I was unsure of which shade my skin will grow into,
so I could not be the lead role in this fairy tale.
Now I know our ignorance is a kind of bacteria
bleach multiplies instead of killing.
One of my dorm mates used ‘Papaya Skin Lightening Soap’,
the scent was like every other soap,
she rubbed it on her skin until
she was cast as Snow White in the school play.
The myth is that despite all the light on her skin,
her soul remains a backstage curtain.
Our third highly commended poet is Jill Munro with her poem ‘Le Nez’. Jill Munro has been widely published in poetry magazines and long-listed three times for the National Poetry Competition. Her first collection ‘Man from La Paz’ was published in 2015 by Green Bottle Press. She won the Fair Acre Press Pamphlet Competition 2015 with ‘The Quilted Multiverse’, published April 2016. She agrees with Charles Causley; without writing poetry, she would ‘explode’.
To: The Master Perfumer, Parfums Givenchy, Rive Gauche, Paris
You may not remember me – I wrote to you for my English project in 3E –
The Art of Perfumery. You kindly sent to me, in a jiffy, a regiment
of small glass vials: lavender, citron, frangipani, patchouli, neroli,
rose absolute and helpful notes on their particular use in your art.

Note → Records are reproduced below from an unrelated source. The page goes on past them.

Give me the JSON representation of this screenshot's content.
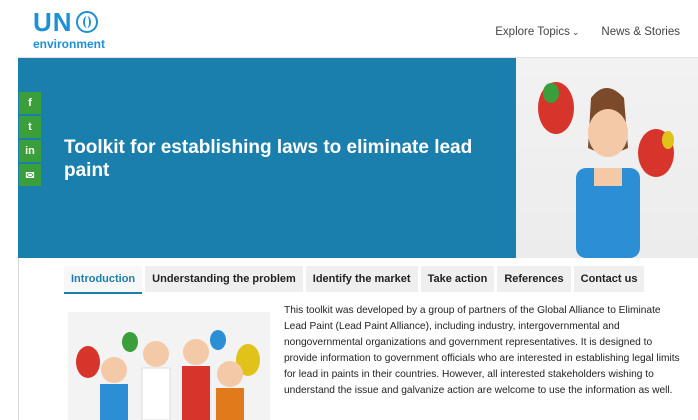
{
  "logo": {
    "un": "UN",
    "environment": "environment"
  },
  "nav": {
    "explore": "Explore Topics",
    "news": "News & Stories"
  },
  "hero": {
    "title": "Toolkit for establishing laws to eliminate lead paint",
    "color": "#1b7fae"
  },
  "share": {
    "facebook": "f",
    "twitter": "t",
    "linkedin": "in",
    "email": "✉"
  },
  "tabs": [
    "Introduction",
    "Understanding the problem",
    "Identify the market",
    "Take action",
    "References",
    "Contact us"
  ],
  "content": {
    "paragraph": "This toolkit was developed by a group of partners of the Global Alliance to Eliminate Lead Paint (Lead Paint Alliance), including industry, intergovernmental and nongovernmental organizations and government representatives. It is designed to provide information to government officials who are interested in establishing legal limits for lead in paints in their countries. However, all interested stakeholders wishing to understand the issue and galvanize action are welcome to use the information as well."
  }
}
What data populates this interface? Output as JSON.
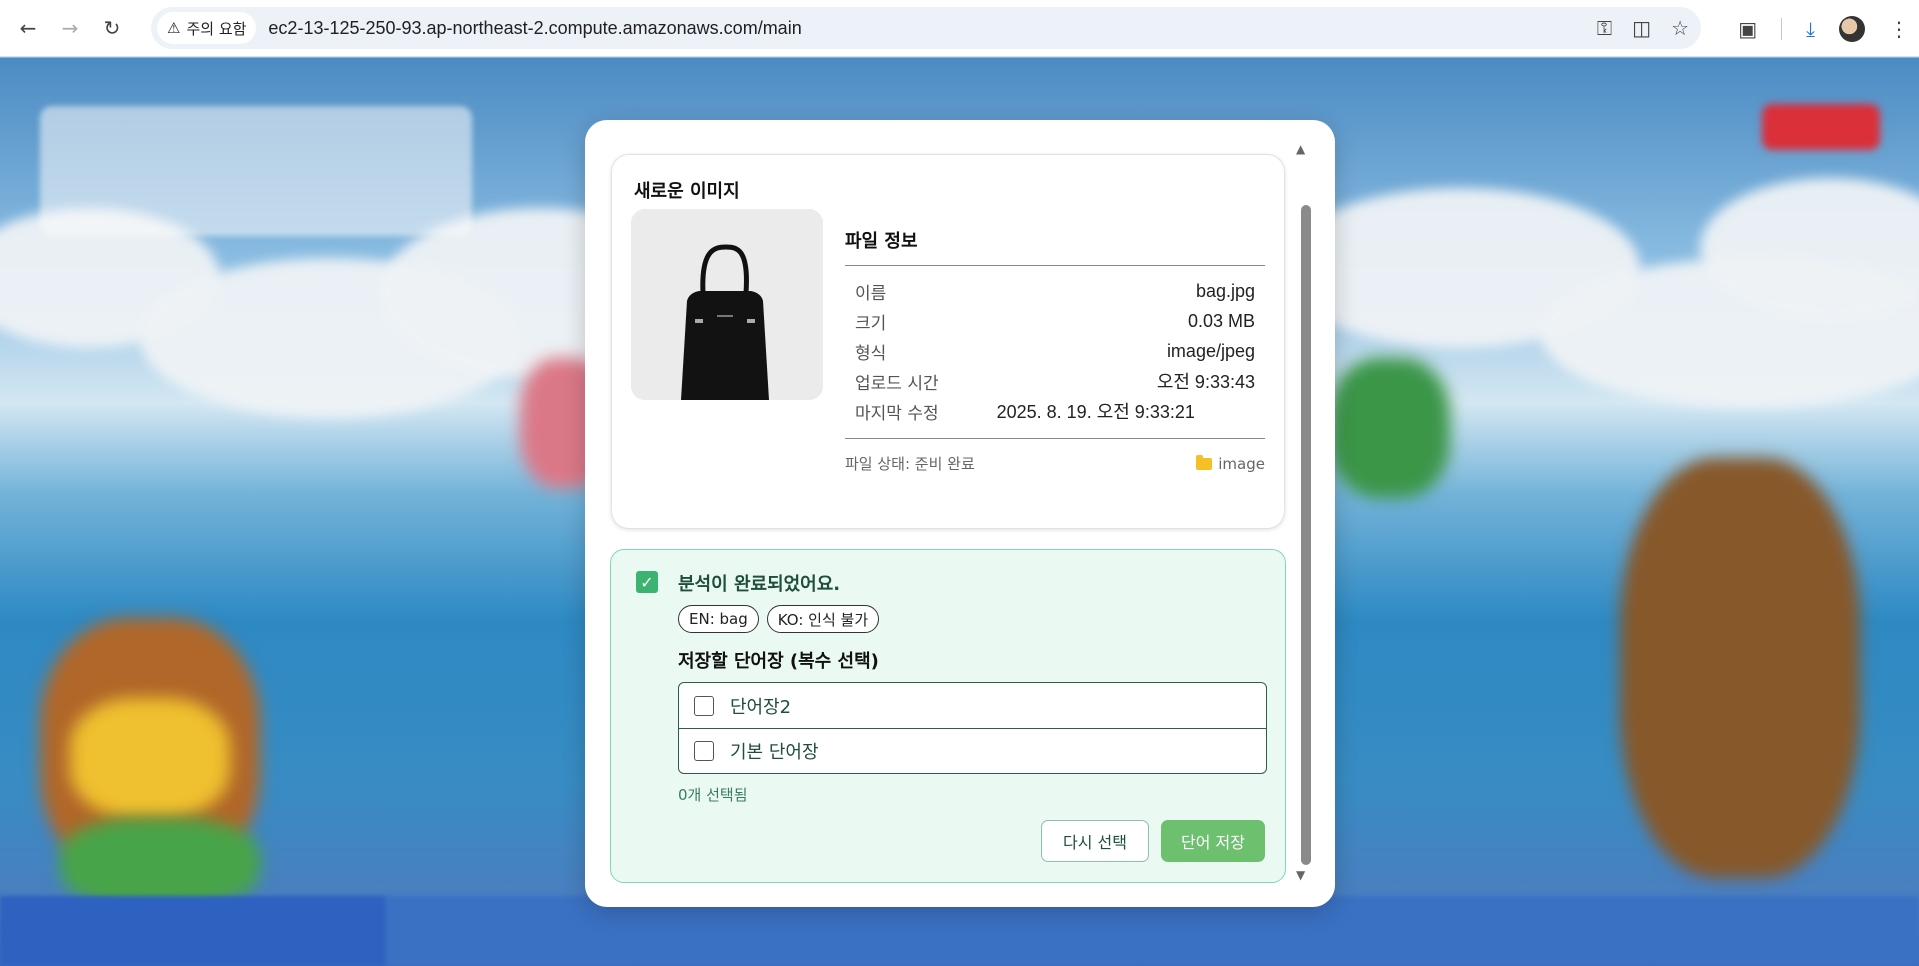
{
  "browser": {
    "security_chip": "주의 요함",
    "url": "ec2-13-125-250-93.ap-northeast-2.compute.amazonaws.com/main"
  },
  "file_card": {
    "title": "새로운 이미지",
    "info_title": "파일 정보",
    "rows": [
      {
        "label": "이름",
        "value": "bag.jpg"
      },
      {
        "label": "크기",
        "value": "0.03 MB"
      },
      {
        "label": "형식",
        "value": "image/jpeg"
      },
      {
        "label": "업로드 시간",
        "value": "오전 9:33:43"
      },
      {
        "label": "마지막 수정",
        "value": "2025. 8. 19. 오전 9:33:21"
      }
    ],
    "status": "파일 상태: 준비 완료",
    "folder": "image"
  },
  "result": {
    "title": "분석이 완료되었어요.",
    "tags": [
      "EN: bag",
      "KO: 인식 불가"
    ],
    "save_title": "저장할 단어장 (복수 선택)",
    "wordbooks": [
      {
        "label": "단어장2",
        "checked": false
      },
      {
        "label": "기본 단어장",
        "checked": false
      }
    ],
    "selected_count": "0개 선택됨",
    "reselect_label": "다시 선택",
    "save_label": "단어 저장"
  },
  "colors": {
    "accent": "#6cc06e",
    "result_bg": "#eafaf3"
  }
}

My mother was so grateful for my cast-offs – she pulse-point
pounded them for weeks. I’m back to ask a favour all these years later ─
I do hope you’re still with us ─ I’d like a distilled essence of Him.
It will need ambergris, verdigris, vertigo, ylang ylang, musk of civet,
crushed garlic, spilt sauvignon, Daz-scented sheets, dank underground,
that small green conifer that rocked back and forth down dark lanes,
the whiff of fear of his wife, tincture of Travelodge, l’eau du Serpentine,
Pink Himalayan ground salty tears, a taste of metal in my mouth after
eating the rails on Hungerford Bridge. I’ll only need one small bottle,
half-empty, stoppered, crushable.
We will be sharing our final two highly commended poems with you in the coming days. We hope you have enjoyed reading them and once again, congratulations to the winners and thank you to all who entered their work.